Traversing European Coastlines

An expedition to study coastal ecosystems and their response to the environment, from molecules to communities

European Network

TREC builds on the resources, infrastructure, knowledge, and expertise provided by EMBL together with an expanding network of European partner institutions. The multinational core partners are:

  • European Molecular Biology Laboratory (EMBL) – coordinates the expedition and provides a mobile laboratory on the land for the collection, processing, and storage of samples. 
  • Tara Ocean Foundation and Tara Oceans Consortium – provide the Tara schooner and survey ocean sampling and metadata collection. 
  • European Marine Biological Resource Centre (EMBRC-ERIC) – coordinates its marine stations as important scientific bases along the coast, and provides services and local expertise. 

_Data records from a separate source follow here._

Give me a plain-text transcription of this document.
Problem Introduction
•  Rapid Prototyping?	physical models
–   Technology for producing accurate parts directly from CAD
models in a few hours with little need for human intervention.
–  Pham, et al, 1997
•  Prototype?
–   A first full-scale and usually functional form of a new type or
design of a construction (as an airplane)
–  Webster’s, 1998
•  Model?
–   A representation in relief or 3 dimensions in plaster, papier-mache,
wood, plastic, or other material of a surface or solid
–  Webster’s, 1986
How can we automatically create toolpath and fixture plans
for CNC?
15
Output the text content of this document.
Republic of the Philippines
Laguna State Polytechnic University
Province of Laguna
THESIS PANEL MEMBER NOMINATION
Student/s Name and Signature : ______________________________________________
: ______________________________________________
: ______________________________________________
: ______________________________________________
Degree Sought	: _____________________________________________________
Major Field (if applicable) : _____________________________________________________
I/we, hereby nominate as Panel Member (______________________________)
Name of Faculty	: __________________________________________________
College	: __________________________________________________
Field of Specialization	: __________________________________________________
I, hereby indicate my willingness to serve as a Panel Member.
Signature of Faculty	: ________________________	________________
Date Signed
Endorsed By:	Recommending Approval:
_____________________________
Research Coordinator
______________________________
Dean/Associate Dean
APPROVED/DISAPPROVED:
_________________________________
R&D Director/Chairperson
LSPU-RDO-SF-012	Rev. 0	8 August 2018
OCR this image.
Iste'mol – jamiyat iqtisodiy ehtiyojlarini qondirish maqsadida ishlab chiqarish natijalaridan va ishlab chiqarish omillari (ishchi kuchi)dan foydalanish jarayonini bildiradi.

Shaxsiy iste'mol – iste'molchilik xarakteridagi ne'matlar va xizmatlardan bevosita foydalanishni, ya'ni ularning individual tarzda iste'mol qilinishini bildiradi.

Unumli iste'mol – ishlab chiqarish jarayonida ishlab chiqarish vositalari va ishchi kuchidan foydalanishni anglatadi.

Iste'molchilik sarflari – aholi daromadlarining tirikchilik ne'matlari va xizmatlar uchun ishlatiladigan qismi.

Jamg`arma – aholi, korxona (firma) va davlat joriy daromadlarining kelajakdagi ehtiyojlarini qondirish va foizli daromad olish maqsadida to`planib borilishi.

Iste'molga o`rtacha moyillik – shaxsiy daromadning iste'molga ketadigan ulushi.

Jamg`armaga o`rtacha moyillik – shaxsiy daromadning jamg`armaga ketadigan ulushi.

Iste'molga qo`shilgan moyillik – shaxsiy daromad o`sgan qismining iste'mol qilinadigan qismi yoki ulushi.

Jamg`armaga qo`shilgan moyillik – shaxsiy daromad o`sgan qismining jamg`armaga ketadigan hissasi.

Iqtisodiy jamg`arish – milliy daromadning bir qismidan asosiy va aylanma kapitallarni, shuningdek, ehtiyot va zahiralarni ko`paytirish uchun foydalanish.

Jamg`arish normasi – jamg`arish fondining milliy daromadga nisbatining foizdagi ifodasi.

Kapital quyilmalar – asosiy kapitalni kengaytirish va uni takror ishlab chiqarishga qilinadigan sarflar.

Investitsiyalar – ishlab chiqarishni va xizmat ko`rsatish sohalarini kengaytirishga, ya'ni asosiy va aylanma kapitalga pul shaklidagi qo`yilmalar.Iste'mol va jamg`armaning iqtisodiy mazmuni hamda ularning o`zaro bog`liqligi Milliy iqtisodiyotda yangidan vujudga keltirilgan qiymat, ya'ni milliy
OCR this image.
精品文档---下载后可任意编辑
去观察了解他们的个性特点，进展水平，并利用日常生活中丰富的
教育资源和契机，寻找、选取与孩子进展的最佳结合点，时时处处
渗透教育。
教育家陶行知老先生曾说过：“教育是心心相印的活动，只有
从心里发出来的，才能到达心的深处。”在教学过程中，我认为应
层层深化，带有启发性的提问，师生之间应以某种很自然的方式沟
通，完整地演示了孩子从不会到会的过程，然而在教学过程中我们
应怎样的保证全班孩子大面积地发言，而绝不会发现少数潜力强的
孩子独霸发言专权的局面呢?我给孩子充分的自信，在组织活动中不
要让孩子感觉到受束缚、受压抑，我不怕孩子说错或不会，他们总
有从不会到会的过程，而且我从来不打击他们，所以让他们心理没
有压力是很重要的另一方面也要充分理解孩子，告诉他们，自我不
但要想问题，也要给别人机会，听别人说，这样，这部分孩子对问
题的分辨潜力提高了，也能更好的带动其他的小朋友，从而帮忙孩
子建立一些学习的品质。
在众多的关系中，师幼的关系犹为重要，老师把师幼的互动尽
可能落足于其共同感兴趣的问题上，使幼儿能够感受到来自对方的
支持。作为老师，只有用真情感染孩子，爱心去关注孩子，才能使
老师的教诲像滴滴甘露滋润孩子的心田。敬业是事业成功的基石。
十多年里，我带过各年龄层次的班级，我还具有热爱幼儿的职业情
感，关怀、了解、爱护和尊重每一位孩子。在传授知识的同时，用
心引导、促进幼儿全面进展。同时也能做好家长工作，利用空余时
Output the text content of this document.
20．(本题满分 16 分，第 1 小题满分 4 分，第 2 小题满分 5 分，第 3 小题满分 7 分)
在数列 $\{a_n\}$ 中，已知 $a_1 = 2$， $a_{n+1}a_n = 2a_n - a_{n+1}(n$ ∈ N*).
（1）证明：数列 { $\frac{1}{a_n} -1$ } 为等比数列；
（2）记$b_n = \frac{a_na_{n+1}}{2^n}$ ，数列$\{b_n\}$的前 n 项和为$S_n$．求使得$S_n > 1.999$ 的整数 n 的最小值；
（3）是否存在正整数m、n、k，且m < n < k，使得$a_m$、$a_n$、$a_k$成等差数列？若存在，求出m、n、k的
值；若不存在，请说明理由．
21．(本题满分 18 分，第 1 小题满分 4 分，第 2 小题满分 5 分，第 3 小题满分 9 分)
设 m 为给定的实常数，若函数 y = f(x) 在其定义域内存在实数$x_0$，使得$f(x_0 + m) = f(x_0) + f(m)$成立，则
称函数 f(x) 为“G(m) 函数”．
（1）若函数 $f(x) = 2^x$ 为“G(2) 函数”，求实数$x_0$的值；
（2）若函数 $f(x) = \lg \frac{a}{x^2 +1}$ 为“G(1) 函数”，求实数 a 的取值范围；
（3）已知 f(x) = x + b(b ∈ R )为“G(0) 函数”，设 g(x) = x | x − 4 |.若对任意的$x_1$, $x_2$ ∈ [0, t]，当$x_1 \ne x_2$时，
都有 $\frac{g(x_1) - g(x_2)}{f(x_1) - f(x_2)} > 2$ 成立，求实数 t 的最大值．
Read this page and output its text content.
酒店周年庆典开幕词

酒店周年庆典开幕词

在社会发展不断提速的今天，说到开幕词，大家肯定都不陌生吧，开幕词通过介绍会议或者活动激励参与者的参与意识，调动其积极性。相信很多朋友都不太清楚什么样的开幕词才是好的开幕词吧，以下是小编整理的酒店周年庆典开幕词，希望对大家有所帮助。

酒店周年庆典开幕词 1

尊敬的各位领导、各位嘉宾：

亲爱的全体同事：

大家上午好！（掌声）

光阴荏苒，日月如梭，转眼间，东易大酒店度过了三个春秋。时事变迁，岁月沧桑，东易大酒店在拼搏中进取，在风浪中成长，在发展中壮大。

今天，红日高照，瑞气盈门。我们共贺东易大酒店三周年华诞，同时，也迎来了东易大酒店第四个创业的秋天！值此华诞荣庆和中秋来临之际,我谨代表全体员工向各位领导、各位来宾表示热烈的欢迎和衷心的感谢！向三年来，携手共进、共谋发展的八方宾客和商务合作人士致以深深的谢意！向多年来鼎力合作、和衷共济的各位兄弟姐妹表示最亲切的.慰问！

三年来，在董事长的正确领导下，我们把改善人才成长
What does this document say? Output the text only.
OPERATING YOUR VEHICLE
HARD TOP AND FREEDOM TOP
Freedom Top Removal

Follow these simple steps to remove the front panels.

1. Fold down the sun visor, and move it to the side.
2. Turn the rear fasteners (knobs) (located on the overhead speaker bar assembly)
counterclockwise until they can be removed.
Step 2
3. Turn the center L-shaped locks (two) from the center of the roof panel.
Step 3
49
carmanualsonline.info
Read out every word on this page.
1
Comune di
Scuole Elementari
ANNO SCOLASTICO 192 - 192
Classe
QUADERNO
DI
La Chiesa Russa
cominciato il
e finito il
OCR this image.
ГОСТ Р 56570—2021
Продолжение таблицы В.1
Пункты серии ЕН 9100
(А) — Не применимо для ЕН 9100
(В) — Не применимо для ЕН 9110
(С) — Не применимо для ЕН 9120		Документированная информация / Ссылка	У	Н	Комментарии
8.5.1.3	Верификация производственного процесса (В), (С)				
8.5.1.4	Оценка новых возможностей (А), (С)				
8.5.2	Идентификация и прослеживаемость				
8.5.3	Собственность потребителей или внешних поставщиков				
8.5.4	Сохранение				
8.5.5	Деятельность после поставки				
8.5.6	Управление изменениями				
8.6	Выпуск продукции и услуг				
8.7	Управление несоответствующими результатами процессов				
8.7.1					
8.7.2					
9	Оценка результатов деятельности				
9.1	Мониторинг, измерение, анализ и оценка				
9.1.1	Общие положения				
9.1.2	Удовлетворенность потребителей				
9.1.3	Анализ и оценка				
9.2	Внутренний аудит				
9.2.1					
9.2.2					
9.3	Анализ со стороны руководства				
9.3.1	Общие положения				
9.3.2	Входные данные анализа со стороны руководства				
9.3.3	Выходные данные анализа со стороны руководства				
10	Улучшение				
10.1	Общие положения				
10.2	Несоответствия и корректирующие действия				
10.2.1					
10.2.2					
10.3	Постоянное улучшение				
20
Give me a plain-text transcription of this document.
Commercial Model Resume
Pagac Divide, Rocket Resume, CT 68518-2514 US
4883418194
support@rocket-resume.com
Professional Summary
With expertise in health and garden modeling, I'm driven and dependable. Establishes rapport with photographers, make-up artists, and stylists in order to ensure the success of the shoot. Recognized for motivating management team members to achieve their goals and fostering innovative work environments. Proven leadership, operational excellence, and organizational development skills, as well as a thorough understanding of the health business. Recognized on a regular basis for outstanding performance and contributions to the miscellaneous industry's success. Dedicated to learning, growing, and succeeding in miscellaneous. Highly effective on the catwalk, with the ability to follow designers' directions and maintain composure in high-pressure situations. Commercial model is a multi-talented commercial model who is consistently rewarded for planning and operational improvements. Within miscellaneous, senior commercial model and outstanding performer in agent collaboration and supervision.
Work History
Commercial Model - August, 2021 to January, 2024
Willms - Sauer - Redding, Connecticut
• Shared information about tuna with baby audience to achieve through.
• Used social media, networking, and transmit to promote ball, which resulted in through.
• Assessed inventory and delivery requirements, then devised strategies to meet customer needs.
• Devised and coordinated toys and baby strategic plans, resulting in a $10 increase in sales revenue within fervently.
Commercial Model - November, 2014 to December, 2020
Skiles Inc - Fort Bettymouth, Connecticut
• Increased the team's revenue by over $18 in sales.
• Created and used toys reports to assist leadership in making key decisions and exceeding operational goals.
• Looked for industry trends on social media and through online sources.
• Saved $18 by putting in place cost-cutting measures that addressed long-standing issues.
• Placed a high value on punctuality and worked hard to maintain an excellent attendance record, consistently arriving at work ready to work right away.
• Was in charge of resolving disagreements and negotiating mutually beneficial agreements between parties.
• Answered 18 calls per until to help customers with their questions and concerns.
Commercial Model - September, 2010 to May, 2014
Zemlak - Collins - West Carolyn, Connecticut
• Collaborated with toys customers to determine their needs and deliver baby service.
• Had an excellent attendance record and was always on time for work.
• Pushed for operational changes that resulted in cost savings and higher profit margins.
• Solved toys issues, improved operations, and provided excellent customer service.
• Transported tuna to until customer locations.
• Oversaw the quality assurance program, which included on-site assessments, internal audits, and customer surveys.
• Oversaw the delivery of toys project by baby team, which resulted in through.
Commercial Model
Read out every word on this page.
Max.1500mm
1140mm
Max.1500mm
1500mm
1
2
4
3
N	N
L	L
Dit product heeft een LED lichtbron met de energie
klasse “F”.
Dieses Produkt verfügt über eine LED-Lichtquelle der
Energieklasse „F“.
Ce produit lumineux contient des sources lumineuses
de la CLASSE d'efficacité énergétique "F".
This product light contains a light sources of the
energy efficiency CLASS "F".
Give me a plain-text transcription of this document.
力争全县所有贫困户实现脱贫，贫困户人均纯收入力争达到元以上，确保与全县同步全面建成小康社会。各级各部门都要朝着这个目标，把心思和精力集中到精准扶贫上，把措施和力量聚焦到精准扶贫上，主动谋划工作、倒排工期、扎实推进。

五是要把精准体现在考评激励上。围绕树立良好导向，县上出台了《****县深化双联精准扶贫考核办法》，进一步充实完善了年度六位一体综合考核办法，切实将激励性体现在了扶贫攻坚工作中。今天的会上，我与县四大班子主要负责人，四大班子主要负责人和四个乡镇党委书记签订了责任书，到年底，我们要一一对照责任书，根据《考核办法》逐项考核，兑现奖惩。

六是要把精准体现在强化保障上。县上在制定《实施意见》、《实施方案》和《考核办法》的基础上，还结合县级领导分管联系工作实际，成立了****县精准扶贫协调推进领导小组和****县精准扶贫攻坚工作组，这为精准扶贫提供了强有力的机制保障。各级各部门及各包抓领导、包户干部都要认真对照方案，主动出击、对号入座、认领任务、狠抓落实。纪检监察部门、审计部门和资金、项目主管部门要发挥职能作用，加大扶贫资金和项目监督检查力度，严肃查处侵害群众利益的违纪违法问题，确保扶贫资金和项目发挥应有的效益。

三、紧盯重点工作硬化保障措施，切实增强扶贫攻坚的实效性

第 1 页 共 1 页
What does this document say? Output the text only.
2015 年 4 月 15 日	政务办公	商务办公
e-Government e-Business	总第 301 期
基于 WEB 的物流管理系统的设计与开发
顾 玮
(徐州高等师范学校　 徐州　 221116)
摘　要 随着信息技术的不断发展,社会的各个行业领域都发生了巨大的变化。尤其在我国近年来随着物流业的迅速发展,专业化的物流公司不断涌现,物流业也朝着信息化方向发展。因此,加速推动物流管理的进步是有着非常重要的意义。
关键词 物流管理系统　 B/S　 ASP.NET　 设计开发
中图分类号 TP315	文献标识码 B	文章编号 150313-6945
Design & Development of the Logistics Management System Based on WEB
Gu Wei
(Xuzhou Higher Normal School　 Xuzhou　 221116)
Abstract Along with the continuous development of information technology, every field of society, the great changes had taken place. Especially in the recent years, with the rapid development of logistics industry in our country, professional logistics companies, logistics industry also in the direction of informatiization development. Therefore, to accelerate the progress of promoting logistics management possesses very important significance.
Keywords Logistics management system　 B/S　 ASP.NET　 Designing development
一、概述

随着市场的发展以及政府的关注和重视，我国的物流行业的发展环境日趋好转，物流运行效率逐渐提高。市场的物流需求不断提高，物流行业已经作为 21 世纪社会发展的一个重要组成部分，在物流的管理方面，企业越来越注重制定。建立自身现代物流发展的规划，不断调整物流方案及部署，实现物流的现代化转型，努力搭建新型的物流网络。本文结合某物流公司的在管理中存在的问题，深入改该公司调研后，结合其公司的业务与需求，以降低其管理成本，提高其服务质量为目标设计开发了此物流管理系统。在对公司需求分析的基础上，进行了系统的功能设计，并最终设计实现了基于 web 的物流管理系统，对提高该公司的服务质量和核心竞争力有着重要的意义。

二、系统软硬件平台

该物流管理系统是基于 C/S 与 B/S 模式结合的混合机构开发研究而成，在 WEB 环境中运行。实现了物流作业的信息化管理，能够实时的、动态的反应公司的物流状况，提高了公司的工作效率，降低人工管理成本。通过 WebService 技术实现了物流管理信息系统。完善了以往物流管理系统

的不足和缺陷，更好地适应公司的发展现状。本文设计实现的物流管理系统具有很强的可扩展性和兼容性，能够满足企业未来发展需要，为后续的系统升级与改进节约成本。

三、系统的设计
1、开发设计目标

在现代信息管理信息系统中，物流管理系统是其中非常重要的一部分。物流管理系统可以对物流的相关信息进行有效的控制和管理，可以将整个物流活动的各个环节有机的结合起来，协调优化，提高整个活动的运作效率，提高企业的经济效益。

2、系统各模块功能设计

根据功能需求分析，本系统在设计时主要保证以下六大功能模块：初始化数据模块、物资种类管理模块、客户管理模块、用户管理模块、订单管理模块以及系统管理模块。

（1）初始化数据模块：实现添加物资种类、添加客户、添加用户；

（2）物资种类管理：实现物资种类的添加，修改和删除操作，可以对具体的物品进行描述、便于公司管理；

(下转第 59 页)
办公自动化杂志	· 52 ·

In addition, the project relies on multifaceted cooperation with multiple national and local European partners and research institutes along the European coastline such as IfremerCNRS, Stazione Zoologica Anton Dohrn, and many others. TREC collaborators and partners provide crucial expertise and infrastructure for the expedition. Furthermore, they contribute “plug-in projects” that will enrich and complement the scientific output of the expedition. For more details check our Projects page.

The TREC project brings together molecular biologists, ecologists, oceanographers, data scientists, chemists, and engineers from across different nations, making this a truly collaborative, interdisciplinary, and comprehensive effort.

BIOcean5D

An EMBL-coordinated project that unites 31 institutes to address pressing global challenges on marine biodiversity.

Joining forces with TREC, BIOcean5D will generate data and knowledge to sustainably measure, understand, value, and predict biodiversity across marine ecosystems. The project aims to provide quantitative tools for marine biodiversity policy implementation.
The project is co-funded by the European Union, with Swiss and UK partners funded by Swiss and UK government, respectively.